Berlioz: Symphonie-Fantastique (4th & 5th Movements) October 31, 2009

http://www.youtube.com/watch?v=Bb7BJQ7LAlo

A musical treat for Halloween! Pinchas Steinberg conducts the NHK Symphony Orchestra.

Expanded: The symphony is a program piece about a desperate lover who finds his romantic situation hopeless and eventually drugs himself with opium. Its 5 movements depict such an artist-lover’s mental life. The work roused such controversy during its premiere that it was in some circles deemed as being Satanic.  Today, it is a staple in the basic repertoire of programmed orchestral works.

From Berlioz’s original program notes (4th movement):

Convinced that his love is spurned, the artist poisons himself with opium. The dose of narcotic, while too weak to cause his death, plunges him into a heavy sleep accompanied by the strangest of visions. He dreams that he has killed his beloved, that he is condemned, led to the scaffold and is witnessing his own execution. The procession advances to the sound of a march that is sometimes sombre and wild, and sometimes brilliant and solemn, in which a dull sound of heavy footsteps follows without transition the loudest outbursts. At the end of the march, the first four bars of the idée fixe reappear like a final thought of love interrupted by the fatal blow.

http://www.youtube.com/watch?v=IrezpUWIY98

From composer’s original program notes (5th movement)

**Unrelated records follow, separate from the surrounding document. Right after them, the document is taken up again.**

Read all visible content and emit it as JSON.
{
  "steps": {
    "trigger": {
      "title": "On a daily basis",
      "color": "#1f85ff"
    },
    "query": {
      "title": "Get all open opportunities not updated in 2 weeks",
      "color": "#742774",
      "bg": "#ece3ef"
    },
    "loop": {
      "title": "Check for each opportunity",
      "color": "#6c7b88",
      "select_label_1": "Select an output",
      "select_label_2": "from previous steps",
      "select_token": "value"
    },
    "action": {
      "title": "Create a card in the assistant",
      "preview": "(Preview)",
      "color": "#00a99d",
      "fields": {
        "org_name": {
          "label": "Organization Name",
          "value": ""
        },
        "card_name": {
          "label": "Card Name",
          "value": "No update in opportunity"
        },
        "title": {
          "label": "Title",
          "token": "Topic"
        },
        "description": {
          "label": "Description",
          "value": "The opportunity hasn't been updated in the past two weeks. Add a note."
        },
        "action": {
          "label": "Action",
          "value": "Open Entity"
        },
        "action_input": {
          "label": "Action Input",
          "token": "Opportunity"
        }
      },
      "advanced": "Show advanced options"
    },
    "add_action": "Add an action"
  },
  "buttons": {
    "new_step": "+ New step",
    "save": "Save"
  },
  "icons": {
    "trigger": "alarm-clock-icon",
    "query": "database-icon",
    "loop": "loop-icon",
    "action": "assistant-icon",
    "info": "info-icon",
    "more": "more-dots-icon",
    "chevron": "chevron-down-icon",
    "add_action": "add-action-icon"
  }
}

He sees himself at a witches’ sabbath, in the midst of a hideous gathering of shades, sorcerers and monsters of every kind who have come together for his funeral. Strange sounds, groans, outbursts of laughter; distant shouts which seem to be answered by more shouts. The beloved melody appears once more, but has now lost its noble and shy character; it is now no more than a vulgar dance tune, trivial and grotesque: it is she who is coming to the sabbath… Roar of delight at her arrival… She joins the diabolical orgy… The funeral knell tolls, burlesque parody of the Dies irae, the dance of the witches. The dance of the witches combined with the Dies irae.